Shark Tank Sharks: 'Legal Weed Is Chill; We'll Invest, Maybe'
Weed will survive/thrive with or without Shark Tank money.
In the eight seasons ABC’s Shark Tank has been on the air, Mark Cuban and the rest of the investment panel have injected money into the American dreams of many a hopeful entrepreneur––turning seemingly foolish products and lofty goals into revenue-earning brands. Even if Cuban and crew aren’t inspired enough by each pitch they hear to fund it, most guests on the show are given sage advice on how to grow their companies to the next level.
One industry has yet to take the Shark Tank stage: The weed business. But if cannabis were legal, and any remaining entry niche existed on the ground floor of the emerging space, the Cuban investor crew reportedly say they might just join the Green Revolution.
According to Entrepreneur, the shark majority supports the legalization movement, but also understands the frustrations that prohibition and fragmented legislation cause for cannabis startups. Kevin O’Leary, for instance, told the finance mag that he’s down with weed, but sees a marijuana investment as being too risky, for the time-being.
"I have to hold off for now. I can’t take that risk. I can’t go to jail for being a cannabis investor. My advice to entrepreneurs in this space right now is to stay in the state in which you have your mandate and figure out a way to redeploy your cash because you can’t put it in a bank.”
Fellow Tanker Barbara Corcoran says smoking isn’t for her, but she advised a Shark Tank-funded cake-maker to expand its product line to include edibles, and sees the weed world as a place where youthful, early adopters can thrive:
"Pot’s a big business. People know what the profits are going to be; so I think hitting it fast and early is the number-one prize. . .What’s going to destigmatize marijuana is having the old people die off. Anyone who’s under 30 believes in it.”
The sharks are right, but they’re also wrong.
Part of the reason weed is still stuck in the middle of being legal, and getting people locked up, is because of this very hesitance that mainstream movers and shakers such as Corcoran still hold onto. There is no reason to wait for the old people to die off. The old people are embracing legal cannabis in record numbers. And, to be sure, Silicon Valley is increasingly becoming more active in the cannabis industry, even when its big bets run into brick walls.
Mark Cuban makes a valid point on a high number of competitive startups potentially saturating the market. But he also tells Entrepreneur that Snoop Dogg has the weed game on lock; so why try?

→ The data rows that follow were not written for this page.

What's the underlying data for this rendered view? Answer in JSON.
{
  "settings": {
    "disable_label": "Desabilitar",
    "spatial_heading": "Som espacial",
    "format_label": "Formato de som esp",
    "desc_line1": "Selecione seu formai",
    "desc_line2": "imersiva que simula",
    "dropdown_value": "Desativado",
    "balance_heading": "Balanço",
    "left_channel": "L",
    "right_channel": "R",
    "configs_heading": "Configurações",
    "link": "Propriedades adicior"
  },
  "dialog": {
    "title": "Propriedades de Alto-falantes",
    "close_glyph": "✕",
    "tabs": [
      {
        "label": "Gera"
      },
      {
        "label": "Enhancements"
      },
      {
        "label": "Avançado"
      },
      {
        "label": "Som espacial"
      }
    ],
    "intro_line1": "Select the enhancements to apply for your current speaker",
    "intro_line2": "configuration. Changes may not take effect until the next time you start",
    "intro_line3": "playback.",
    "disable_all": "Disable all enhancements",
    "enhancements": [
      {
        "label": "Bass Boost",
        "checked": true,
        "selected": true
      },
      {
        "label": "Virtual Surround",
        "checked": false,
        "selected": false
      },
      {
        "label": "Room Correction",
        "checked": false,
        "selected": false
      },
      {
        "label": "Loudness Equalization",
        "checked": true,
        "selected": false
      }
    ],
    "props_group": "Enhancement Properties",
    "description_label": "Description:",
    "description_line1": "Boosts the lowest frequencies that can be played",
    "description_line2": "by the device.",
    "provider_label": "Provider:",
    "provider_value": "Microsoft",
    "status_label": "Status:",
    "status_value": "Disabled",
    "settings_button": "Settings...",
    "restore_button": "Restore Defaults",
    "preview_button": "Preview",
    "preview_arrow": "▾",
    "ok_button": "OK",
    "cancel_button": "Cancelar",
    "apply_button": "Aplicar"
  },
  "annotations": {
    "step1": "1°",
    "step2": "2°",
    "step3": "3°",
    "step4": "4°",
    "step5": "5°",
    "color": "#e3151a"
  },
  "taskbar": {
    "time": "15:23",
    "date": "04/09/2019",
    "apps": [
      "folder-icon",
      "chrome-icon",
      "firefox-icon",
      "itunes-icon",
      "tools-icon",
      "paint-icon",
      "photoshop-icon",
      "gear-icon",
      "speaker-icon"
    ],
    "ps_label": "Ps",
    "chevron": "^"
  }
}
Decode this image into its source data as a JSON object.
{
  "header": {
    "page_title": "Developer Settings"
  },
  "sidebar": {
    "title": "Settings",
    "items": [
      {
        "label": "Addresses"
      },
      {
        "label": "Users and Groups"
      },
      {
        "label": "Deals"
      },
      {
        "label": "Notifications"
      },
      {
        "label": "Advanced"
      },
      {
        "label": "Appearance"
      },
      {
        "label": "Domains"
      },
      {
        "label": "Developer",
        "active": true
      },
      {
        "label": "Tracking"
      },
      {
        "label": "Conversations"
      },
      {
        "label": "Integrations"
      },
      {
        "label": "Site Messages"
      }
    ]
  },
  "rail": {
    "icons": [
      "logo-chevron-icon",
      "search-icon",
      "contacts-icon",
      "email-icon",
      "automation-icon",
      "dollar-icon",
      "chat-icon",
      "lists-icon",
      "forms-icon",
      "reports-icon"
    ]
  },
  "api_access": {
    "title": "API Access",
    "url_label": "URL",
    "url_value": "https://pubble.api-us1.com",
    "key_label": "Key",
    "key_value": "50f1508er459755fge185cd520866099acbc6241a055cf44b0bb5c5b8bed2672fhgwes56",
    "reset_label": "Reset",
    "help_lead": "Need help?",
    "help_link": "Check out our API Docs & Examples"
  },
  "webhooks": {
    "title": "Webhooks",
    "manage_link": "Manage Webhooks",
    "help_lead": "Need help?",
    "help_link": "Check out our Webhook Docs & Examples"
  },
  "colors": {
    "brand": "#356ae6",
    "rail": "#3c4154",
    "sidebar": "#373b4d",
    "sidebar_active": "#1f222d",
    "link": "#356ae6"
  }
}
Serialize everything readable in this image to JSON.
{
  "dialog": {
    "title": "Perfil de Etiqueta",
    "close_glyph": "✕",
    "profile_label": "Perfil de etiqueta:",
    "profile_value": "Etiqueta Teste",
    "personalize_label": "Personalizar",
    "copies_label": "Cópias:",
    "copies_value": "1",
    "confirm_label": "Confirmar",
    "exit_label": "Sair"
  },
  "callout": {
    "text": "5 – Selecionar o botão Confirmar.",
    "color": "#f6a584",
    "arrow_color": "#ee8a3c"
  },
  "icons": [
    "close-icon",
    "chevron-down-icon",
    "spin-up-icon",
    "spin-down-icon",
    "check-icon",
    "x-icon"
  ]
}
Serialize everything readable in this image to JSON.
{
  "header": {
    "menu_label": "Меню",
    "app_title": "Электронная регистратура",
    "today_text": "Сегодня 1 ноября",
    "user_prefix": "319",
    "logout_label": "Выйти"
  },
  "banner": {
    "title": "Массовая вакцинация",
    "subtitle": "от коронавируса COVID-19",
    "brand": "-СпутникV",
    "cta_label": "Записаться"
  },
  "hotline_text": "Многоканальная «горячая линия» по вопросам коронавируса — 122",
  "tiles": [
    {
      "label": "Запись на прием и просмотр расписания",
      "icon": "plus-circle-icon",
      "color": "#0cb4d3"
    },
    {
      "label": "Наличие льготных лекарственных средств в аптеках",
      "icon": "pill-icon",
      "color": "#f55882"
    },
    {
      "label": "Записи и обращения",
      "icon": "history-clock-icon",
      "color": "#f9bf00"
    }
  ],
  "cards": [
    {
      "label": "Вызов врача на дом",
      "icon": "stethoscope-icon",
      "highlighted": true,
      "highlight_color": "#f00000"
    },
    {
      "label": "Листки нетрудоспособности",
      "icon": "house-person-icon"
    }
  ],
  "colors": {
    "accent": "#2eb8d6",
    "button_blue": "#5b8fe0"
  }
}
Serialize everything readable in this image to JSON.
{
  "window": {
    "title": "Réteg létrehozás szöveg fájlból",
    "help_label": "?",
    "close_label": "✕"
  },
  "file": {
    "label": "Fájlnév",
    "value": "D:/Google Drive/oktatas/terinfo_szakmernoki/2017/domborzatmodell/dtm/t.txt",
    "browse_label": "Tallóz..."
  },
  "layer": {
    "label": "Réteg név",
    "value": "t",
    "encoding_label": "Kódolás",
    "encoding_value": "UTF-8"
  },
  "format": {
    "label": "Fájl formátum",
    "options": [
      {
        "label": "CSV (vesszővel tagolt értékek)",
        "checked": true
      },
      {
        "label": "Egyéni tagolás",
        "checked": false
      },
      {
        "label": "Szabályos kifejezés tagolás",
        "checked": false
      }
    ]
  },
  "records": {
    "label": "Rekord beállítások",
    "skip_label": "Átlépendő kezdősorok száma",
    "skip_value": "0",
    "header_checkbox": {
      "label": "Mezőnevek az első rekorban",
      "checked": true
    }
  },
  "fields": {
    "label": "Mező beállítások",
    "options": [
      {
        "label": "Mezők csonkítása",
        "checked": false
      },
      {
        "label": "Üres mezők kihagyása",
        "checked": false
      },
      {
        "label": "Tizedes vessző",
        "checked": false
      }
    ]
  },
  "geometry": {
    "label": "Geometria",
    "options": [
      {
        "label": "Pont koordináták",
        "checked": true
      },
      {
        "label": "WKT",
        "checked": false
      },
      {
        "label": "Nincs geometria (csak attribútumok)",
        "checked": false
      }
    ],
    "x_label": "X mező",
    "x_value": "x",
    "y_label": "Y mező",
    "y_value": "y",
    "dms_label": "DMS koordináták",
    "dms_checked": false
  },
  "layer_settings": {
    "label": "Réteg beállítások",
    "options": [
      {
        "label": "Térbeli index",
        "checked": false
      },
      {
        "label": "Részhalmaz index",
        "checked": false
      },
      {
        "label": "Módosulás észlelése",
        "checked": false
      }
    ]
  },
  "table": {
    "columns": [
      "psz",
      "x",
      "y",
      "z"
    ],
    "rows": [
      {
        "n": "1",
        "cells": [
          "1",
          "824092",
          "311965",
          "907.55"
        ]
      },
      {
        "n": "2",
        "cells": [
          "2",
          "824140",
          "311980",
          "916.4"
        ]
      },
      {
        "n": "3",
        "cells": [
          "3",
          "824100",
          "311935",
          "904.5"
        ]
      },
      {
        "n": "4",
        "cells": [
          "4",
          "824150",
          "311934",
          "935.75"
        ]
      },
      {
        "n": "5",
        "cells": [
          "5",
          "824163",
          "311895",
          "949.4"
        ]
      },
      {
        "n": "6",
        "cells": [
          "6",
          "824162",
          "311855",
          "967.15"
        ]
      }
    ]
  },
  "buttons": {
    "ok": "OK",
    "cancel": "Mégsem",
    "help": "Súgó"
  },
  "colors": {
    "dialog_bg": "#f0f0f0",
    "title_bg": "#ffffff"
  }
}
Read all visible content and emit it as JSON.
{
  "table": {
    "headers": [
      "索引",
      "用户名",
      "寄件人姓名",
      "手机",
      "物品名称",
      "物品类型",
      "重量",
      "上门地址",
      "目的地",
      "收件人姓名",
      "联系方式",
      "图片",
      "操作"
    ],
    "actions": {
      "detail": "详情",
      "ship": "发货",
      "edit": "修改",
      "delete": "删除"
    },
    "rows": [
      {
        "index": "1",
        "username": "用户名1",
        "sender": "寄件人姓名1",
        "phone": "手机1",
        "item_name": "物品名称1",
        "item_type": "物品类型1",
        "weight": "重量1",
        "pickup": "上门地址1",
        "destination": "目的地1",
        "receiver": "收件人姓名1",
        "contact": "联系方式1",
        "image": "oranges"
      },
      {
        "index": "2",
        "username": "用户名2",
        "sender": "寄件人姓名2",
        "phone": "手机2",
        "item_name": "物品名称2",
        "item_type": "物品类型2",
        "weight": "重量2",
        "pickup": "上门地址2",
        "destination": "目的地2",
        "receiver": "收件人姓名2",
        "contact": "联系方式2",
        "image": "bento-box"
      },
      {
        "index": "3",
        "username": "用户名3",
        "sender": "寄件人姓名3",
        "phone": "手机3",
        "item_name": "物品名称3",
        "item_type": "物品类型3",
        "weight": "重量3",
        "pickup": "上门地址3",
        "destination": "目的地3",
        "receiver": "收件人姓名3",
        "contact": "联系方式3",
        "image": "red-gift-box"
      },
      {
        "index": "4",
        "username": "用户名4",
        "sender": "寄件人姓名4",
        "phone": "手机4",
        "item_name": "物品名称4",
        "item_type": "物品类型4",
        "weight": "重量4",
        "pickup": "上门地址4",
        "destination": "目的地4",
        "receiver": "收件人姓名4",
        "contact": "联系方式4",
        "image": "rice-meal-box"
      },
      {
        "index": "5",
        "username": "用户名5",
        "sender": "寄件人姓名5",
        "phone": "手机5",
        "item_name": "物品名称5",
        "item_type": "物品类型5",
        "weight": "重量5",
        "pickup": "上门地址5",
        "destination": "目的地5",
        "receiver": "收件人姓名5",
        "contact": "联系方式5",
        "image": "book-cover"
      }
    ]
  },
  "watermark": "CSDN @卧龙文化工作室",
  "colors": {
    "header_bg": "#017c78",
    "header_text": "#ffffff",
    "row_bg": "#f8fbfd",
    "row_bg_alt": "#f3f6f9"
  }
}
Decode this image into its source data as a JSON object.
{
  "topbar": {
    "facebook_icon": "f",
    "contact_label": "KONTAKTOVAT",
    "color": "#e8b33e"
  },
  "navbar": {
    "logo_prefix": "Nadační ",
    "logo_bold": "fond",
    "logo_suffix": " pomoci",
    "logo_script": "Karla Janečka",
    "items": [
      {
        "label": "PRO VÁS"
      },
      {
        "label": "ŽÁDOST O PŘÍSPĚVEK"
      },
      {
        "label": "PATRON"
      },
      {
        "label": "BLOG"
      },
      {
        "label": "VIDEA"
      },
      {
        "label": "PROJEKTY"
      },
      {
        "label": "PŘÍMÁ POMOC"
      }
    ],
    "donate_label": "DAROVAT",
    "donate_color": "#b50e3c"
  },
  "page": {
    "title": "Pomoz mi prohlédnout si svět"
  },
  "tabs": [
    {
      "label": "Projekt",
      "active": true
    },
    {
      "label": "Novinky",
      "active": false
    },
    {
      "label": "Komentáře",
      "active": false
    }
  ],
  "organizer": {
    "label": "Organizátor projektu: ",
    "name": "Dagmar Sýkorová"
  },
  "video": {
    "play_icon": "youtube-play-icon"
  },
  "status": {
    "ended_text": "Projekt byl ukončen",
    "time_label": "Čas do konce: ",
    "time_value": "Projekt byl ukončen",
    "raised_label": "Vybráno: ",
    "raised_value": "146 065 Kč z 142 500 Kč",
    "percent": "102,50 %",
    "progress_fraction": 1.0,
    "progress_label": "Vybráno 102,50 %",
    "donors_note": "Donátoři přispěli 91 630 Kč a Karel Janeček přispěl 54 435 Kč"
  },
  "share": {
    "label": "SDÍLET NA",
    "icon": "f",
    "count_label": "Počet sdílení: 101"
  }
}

“Snoop’s in it [sic]. And if Snoop Dogg’s in it, it’s over for everyone else.”
The Sharks’ collective shoulder shrug––Weed is chill, but not for us––is easy to brush off as a move to put on a waffle face in the public spotlight, being for it and against it in alternate breaths.
Disrupting the status-quo doesn’t happen overnight. The Sharks understand that. Would an investment in a legal marijuana company coming from the Queen of QVC help the image of the industry at large? Yes. Absolutely. But Lori Greiner not investing in weed won’t come near killing its buzz.